Marian and I were on our way home from a family event. We had a great time and were really excited because the next morning we were leaving for vacation. For some strange reason we got into a heated argument over something stupid. Because we were both exhausted we hit the pause button and went to sleep. In the morning before we packed our bags, we unpacked the problem.

We’ve developed a strategy to manage conflicts that make it easier to recover from a major argument. Needless to say it came in handy. No way this petty fight was going to ruin our vacation.

As I reflected on it, I decided to share our approach with you. So, here are 5 things you can do to recover from a major argument.

Start with a cease fire

If you are having a knock-down, drag-out fight, it’s not solving anything. It’s only doing more damage. So do this:

  • Put your weapons down
  • Take time to cool off
  • Give each other some space–emotionally and physically
Assess the damage

This has three parts:

  1. Inventory the damage inflicted upon you – how did your spouse specifically hurt you?
  2. Inventory the damage you inflicted on your partner – where did you cross the line?
  3. Inventory the damage done in the family – did the kids overhear? Who was caught in the crossfire?
Repair the harm together

Start by owning the damage you inflicted. Marian and I follow a 5-step plan. I use it with couples and families in my practice. If you would like it please request it on my contact page and I will send it to you.
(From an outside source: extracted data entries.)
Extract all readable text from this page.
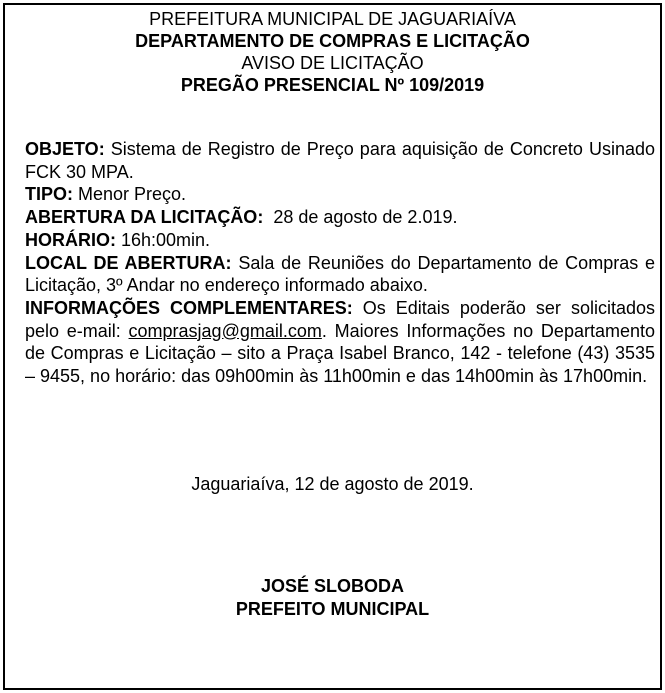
PREFEITURA MUNICIPAL DE JAGUARIAÍVA
DEPARTAMENTO DE COMPRAS E LICITAÇÃO
AVISO DE LICITAÇÃO
PREGÃO PRESENCIAL Nº 109/2019

OBJETO: Sistema de Registro de Preço para aquisição de Concreto Usinado FCK 30 MPA.

TIPO: Menor Preço.

ABERTURA DA LICITAÇÃO:  28 de agosto de 2.019.

HORÁRIO: 16h:00min.

LOCAL DE ABERTURA: Sala de Reuniões do Departamento de Compras e Licitação, 3º Andar no endereço informado abaixo.

INFORMAÇÕES COMPLEMENTARES: Os Editais poderão ser solicitados pelo e-mail: comprasjag@gmail.com. Maiores Informações no Departamento de Compras e Licitação – sito a Praça Isabel Branco, 142 - telefone (43) 3535 – 9455, no horário: das 09h00min às 11h00min e das 14h00min às 17h00min.

Jaguariaíva, 12 de agosto de 2019.
JOSÉ SLOBODA
PREFEITO MUNICIPAL
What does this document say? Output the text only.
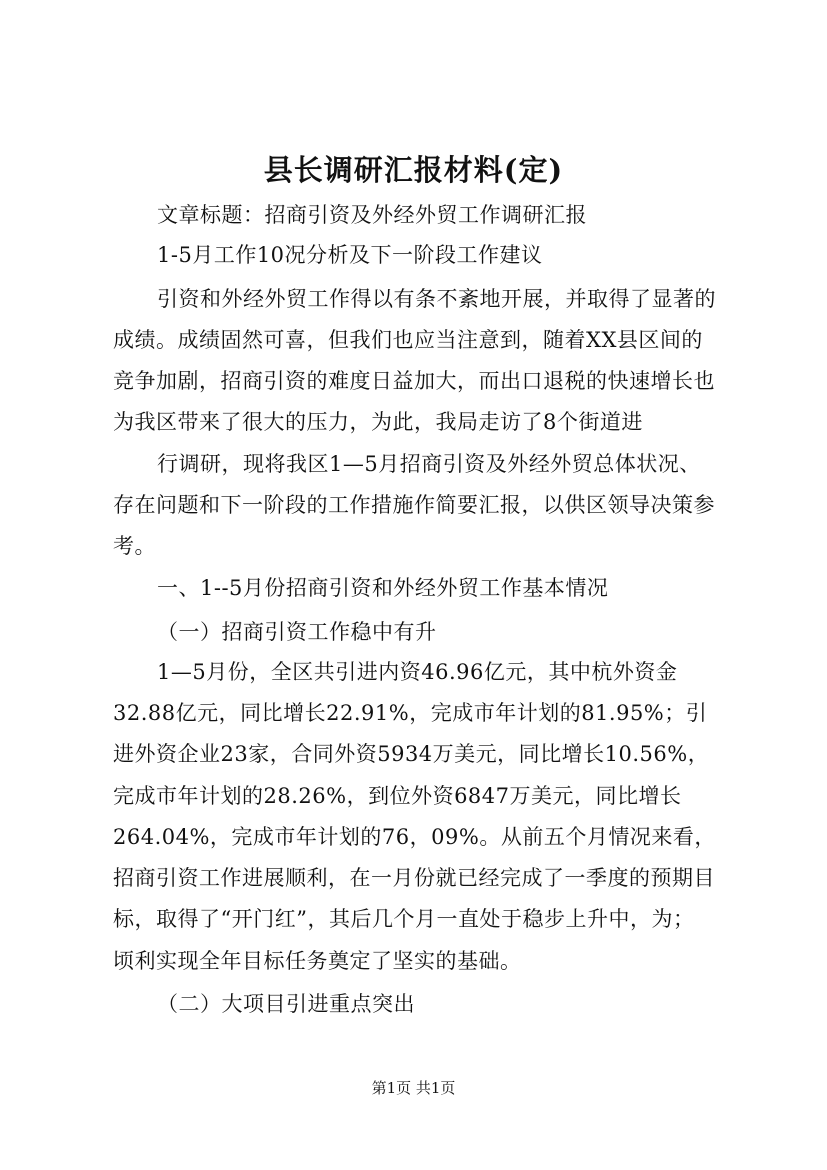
县长调研汇报材料(定)
文章标题：招商引资及外经外贸工作调研汇报
1-5月工作10况分析及下一阶段工作建议
引资和外经外贸工作得以有条不紊地开展，并取得了显著的
成绩。成绩固然可喜，但我们也应当注意到，随着XX县区间的
竞争加剧，招商引资的难度日益加大，而出口退税的快速增长也
为我区带来了很大的压力，为此，我局走访了8个街道进
行调研，现将我区1—5月招商引资及外经外贸总体状况、
存在问题和下一阶段的工作措施作简要汇报，以供区领导决策参
考。
一、1--5月份招商引资和外经外贸工作基本情况
（一）招商引资工作稳中有升
1—5月份，全区共引进内资46.96亿元，其中杭外资金
32.88亿元，同比增长22.91%，完成市年计划的81.95%；引
进外资企业23家，合同外资5934万美元，同比增长10.56%，
完成市年计划的28.26%，到位外资6847万美元，同比增长
264.04%，完成市年计划的76，09%。从前五个月情况来看，
招商引资工作进展顺利，在一月份就已经完成了一季度的预期目
标，取得了“开门红”，其后几个月一直处于稳步上升中，为；
顷利实现全年目标任务奠定了坚实的基础。
（二）大项目引进重点突出
第1页 共1页
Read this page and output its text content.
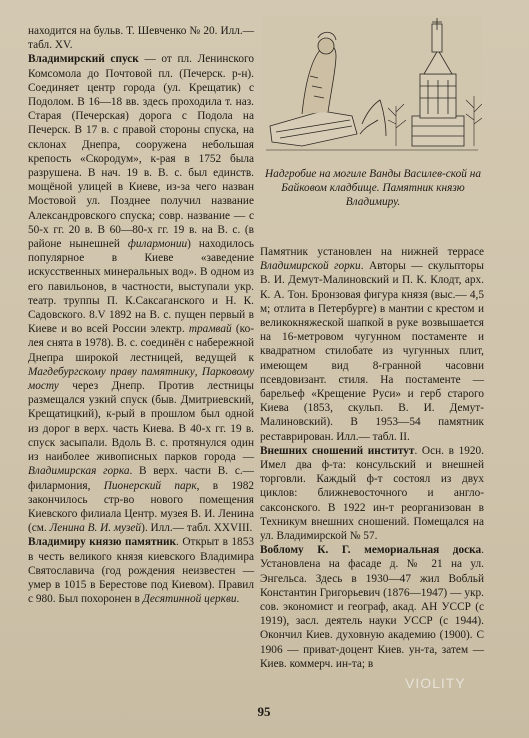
находится на бульв. Т. Шевченко № 20. Илл.— табл. XV.

Владимирский спуск — от пл. Ленинского Комсомола до Почтовой пл. (Печерск. р-н). Соединяет центр города (ул. Крещатик) с Подолом. В 16—18 вв. здесь проходила т. наз. Старая (Печерская) дорога с Подола на Печерск. В 17 в. с правой стороны спуска, на склонах Днепра, сооружена небольшая крепость «Скородум», к-рая в 1752 была разрушена. В нач. 19 в. В. с. был единств. мощёной улицей в Киеве, из-за чего назван Мостовой ул. Позднее получил название Александровского спуска; совр. название — с 50-х гг. 20 в. В 60—80-х гг. 19 в. на В. с. (в районе нынешней филармонии) находилось популярное в Киеве «заведение искусственных минеральных вод». В одном из его павильонов, в частности, выступали укр. театр. труппы П. К.Саксаганского и Н. К. Садовского. 8.V 1892 на В. с. пущен первый в Киеве и во всей России электр. трамвай (ко-лея снята в 1978). В. с. соединён с набережной Днепра широкой лестницей, ведущей к Магдебургскому праву памятнику, Парковому мосту через Днепр. Против лестницы размещался узкий спуск (быв. Дмитриевский, Крещатицкий), к-рый в прошлом был одной из дорог в верх. часть Киева. В 40-х гг. 19 в. спуск засыпали. Вдоль В. с. протянулся один из наиболее живописных парков города — Владимирская горка. В верх. части В. с.— филармония, Пионерский парк, в 1982 закончилось стр-во нового помещения Киевского филиала Центр. музея В. И. Ленина (см. Ленина В. И. музей). Илл.— табл. XXVIII.

Владимиру князю памятник. Открыт в 1853 в честь великого князя киевского Владимира Святославича (год рождения неизвестен — умер в 1015 в Берестове под Киевом). Правил с 980. Был похоронен в Десятинной церкви.

Надгробие на могиле Ванды Василев-ской на Байковом кладбище. Памятник князю Владимиру.

Памятник установлен на нижней террасе Владимирской горки. Авторы — скульпторы В. И. Демут-Малиновский и П. К. Клодт, арх. К. А. Тон. Бронзовая фигура князя (выс.— 4,5 м; отлита в Петербурге) в мантии с крестом и великокняжеской шапкой в руке возвышается на 16-метровом чугунном постаменте и квадратном стилобате из чугунных плит, имеющем вид 8-гранной часовни псевдовизант. стиля. На постаменте — барельеф «Крещение Руси» и герб старого Киева (1853, скульп. В. И. Демут-Малиновский). В 1953—54 памятник реставрирован. Илл.— табл. II.

Внешних сношений институт. Осн. в 1920. Имел два ф-та: консульский и внешней торговли. Каждый ф-т состоял из двух циклов: ближневосточного и англо-саксонского. В 1922 ин-т реорганизован в Техникум внешних сношений. Помещался на ул. Владимирской № 57.

Воблому К. Г. мемориальная доска. Установлена на фасаде д. № 21 на ул. Энгельса. Здесь в 1930—47 жил Вобльй Константин Григорьевич (1876—1947) — укр. сов. экономист и географ, акад. АН УССР (с 1919), засл. деятель науки УССР (с 1944). Окончил Киев. духовную академию (1900). С 1906 — приват-доцент Киев. ун-та, затем — Киев. коммерч. ин-та; в

95
VIOLITY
The key here is to be able to own what you did wrong and apologize for your actions. Equally important is being honest with your spouse about how you were hurt in the argument.

By taking turns owning and repairing conflict, a fair exchange of apologies can aid the recovery process.

Allow time for the relationship to heal

Major blowups may take a few hours or days to recover, depending on the offense and degree of harm.  People who compartmentalize things tend to get over arguments quickly. However, others who process emotionally take more time.

Here are two suggestions:

  1. Do not to push your spouse into getting over it.
  2. Do not drag your feet in recovery.

Feelings of rejection may surface when one is reaching out to connect and the other is not responding. If you need more time to recover you can say something like: “I appreciate you trying to connect. I’m working on recovering from our fight, but I’m not quite there yet.”

Revisit the issue to bring it to closure

Exchanging apologies is important but it doesn’t necessarily resolve the original problem. I recommend you revisit the issue by taking a different approach to guide conversation.

  1. Take turns talking about it.
  2. Agree to be open to listen to each other’s perspective.
  3. Give consideration to your partner’s point of view.
  4. Seek compromise if at all possible.
  5. If your spouse has a better perspective or idea, acknowledge it

Finally, two things Marian and I do that decrease the frequency, intensity and duration of major arguments. First, we talk about what we learned from the argument that we want to work on. For example, we talked about how we were feeling run down going into the vacation and not as tuned in to each other.

One other thing we find helpful is identifying where we are improving in communication and getting through arguments better. By working hard at recovery together you can celebrate success turning a major argument into a major victory!